PR summit to woo LatAm investors
The Puerto Rico government is gearing up to host a summit for Latin American investors interested in tapping the island’s business potential through the federal EB-5 program.
The Puerto Rico Investment Summit-LATAM Edition is slated to held in San Juan on November 4. In April, the government hosted a Puerto Rico Investment Summit aimed at wealthy investors from the U.S. mainland, focusing on the Act 20 and Act 22 tax lures.
Department of Economic Development & Commerce Secretary Alberto Bacó said the upcoming summit is aimed at investors and businesses from Latin America seeking to expand into the U.S. market.
“Puerto Rico is a bridge with an ideal location, a bilingual population and a Latin culture,” he said. “The commonwealth also offers the security and stability of being under federal jurisdiction.”
In June, the Puerto Rico Legislature approved legislation week to create a new public corporation, the Puerto Rico Regional Center Corp., ascribed to the Economic Development & Commerce Department (DDEC by its Spanish acronym) that will seek foreign investment to back important infrastructure and economic-development projects through an innovative federal immigration program.
The EB-5 (Employment-Based, Fifth-Preference Category) Immigrant Investor Pilot Program, which began in 1992, grants U.S. residency to foreigners who make investments and create jobs in the U.S. Rural areas with low population density or depressed urban areas where the unemployment rate exceeds 150 percent of the national average can qualify to host EB-5 regional centers, which benefit from special preference for the 10,000 EB-5 visas granted annually and greater flexibility in meeting program requirements.
Within a regional center, foreign investors must invest at least $500,000 and their investment must create 10 or more direct or indirect jobs with an economic analysis to support the claims. So far, the U.S. Citizenship & Immigration Services has approved five regional centers for Puerto Rico.
Setting up centers, which can be done by government or private entities, is increasingly being used as an economic-development incentive by jurisdictions throughout the country as a way to promote themselves to attract investors.
All of Puerto Rico qualifies to host regional centers. The five private centers that have been approved by the federal government are being used to raise money for tourism and housing ventures, according to CARIBBEAN BUSINESS sources.
The public corporation established by the new law will still need to get approval from the federal government to set up an EB-5 regional center, a process that could take about six months.
“The development and financing of new projects is threatened by the lack of private capital and the difficulty in accessing capital markets,” the legislation states. “A regional center under the EB-5 program would help in filling this void and would provide very important assistance to the government and private businesses to make viable the development and financing of important projects for our island.”
Since the program was created in the U.S. in 2003, about $3 billion in foreign investment has been injected into the U.S. economy and some 95,000 jobs created. Most of the activity has taken place since 2008.
Puerto Rico will be among just a handful of places with a government-owned EB-5 regional center, with Vermont and Illinois having regional centers and the city of Miami recently approving legislation to establish one.

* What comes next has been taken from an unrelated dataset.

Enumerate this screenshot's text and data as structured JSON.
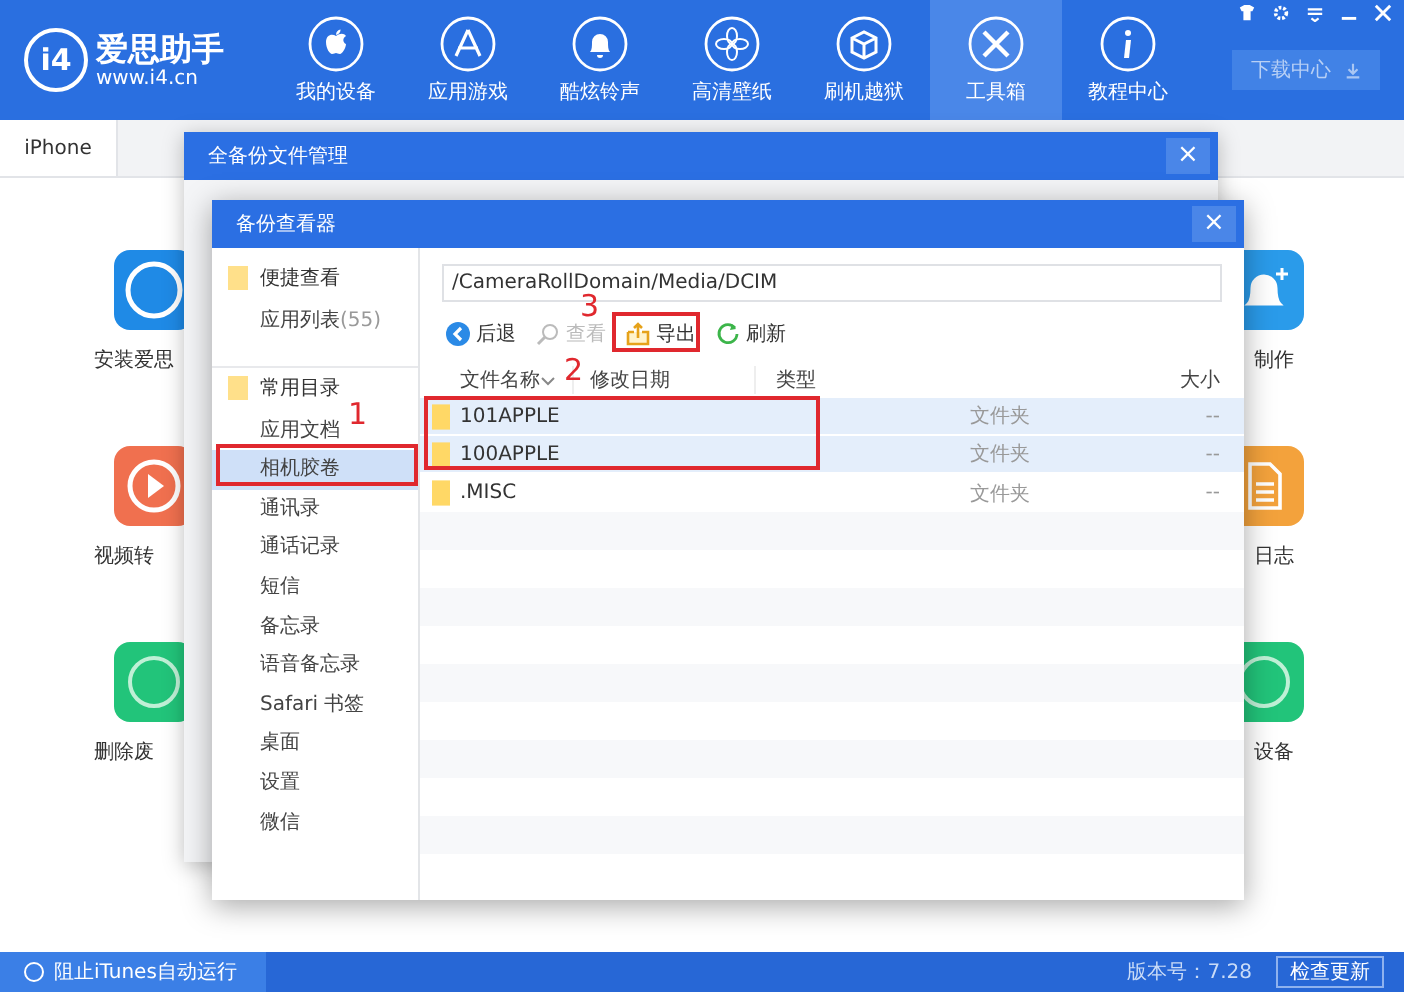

While Puerto Rico will have to compete against other U.S. jurisdictions for investment, the island’s tax advantages offer additional incentives for foreign investors.

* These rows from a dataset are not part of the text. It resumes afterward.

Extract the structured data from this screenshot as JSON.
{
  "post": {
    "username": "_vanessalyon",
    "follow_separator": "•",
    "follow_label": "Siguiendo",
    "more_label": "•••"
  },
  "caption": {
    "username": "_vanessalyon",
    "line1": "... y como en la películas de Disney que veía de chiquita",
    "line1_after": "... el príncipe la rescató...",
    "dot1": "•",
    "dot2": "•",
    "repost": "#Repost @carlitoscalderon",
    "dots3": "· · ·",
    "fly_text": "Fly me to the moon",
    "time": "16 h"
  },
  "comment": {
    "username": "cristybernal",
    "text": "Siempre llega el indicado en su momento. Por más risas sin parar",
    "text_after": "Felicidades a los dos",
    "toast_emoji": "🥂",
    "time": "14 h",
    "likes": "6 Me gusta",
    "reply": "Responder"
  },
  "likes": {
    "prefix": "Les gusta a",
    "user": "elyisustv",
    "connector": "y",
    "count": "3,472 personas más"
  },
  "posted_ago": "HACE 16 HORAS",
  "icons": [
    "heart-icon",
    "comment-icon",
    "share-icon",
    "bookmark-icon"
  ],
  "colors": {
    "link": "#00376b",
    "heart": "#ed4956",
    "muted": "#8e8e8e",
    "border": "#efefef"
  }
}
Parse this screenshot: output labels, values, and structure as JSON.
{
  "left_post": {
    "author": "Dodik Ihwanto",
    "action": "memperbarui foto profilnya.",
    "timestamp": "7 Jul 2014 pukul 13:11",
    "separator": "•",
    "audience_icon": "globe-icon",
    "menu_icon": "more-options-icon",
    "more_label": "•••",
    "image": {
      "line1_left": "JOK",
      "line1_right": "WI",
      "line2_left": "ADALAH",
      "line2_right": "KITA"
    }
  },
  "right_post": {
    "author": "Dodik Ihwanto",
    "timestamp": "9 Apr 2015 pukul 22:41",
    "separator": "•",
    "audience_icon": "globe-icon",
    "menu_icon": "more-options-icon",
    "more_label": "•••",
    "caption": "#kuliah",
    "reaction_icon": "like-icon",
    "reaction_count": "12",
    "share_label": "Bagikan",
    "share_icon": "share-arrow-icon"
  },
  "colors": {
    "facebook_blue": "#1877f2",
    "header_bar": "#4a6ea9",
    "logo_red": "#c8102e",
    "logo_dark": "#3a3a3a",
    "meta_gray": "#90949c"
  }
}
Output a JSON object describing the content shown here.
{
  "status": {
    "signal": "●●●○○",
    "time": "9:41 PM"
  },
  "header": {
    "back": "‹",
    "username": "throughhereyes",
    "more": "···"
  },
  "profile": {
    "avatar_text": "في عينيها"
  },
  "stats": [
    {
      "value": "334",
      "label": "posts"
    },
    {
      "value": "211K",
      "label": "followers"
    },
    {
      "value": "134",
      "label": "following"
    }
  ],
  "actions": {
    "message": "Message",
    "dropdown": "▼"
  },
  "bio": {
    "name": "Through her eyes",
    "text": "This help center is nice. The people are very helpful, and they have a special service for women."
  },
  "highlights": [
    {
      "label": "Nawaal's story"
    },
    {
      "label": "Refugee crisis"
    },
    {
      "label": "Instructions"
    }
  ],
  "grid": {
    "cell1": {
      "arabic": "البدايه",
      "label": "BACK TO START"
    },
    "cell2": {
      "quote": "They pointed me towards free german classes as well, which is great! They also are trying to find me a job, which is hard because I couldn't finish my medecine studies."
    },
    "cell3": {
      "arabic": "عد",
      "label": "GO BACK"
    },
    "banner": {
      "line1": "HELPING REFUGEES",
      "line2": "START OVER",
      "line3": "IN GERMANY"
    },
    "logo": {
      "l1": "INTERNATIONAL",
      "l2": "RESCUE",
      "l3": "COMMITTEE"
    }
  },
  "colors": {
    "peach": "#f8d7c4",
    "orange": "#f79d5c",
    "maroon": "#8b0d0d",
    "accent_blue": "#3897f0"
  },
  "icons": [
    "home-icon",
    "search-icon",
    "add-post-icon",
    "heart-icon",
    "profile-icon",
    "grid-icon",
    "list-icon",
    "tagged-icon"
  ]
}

Puerto Rico is expected to be a competitive destination to attract investors from Latin America, where recent volatility is making U.S. investments more attractive.
The legislation grants the new Regional Center Corp. the powers necessary to undertake investment transactions to create new business and industry, including making loans, issuing bonds, and investing in and providing subsidies to private entities.
Its board of directors will have seven members, including the DDEC secretary, who would serve as president; the AFI executive director; the Economic Development Bank president; the director of the Puerto Rico Industrial Development Co.; and the executive director of the Puerto Rico Tourism Co. The governor will also name two other board members (whose terms are for five years), who will have to win Senate confirmation. One must be a financial professional and the other must be recommended by private-sector groups, including the Chamber of Commerce, Home Builders Association, Manufacturers Association, Associated General Contractors and Economists Association.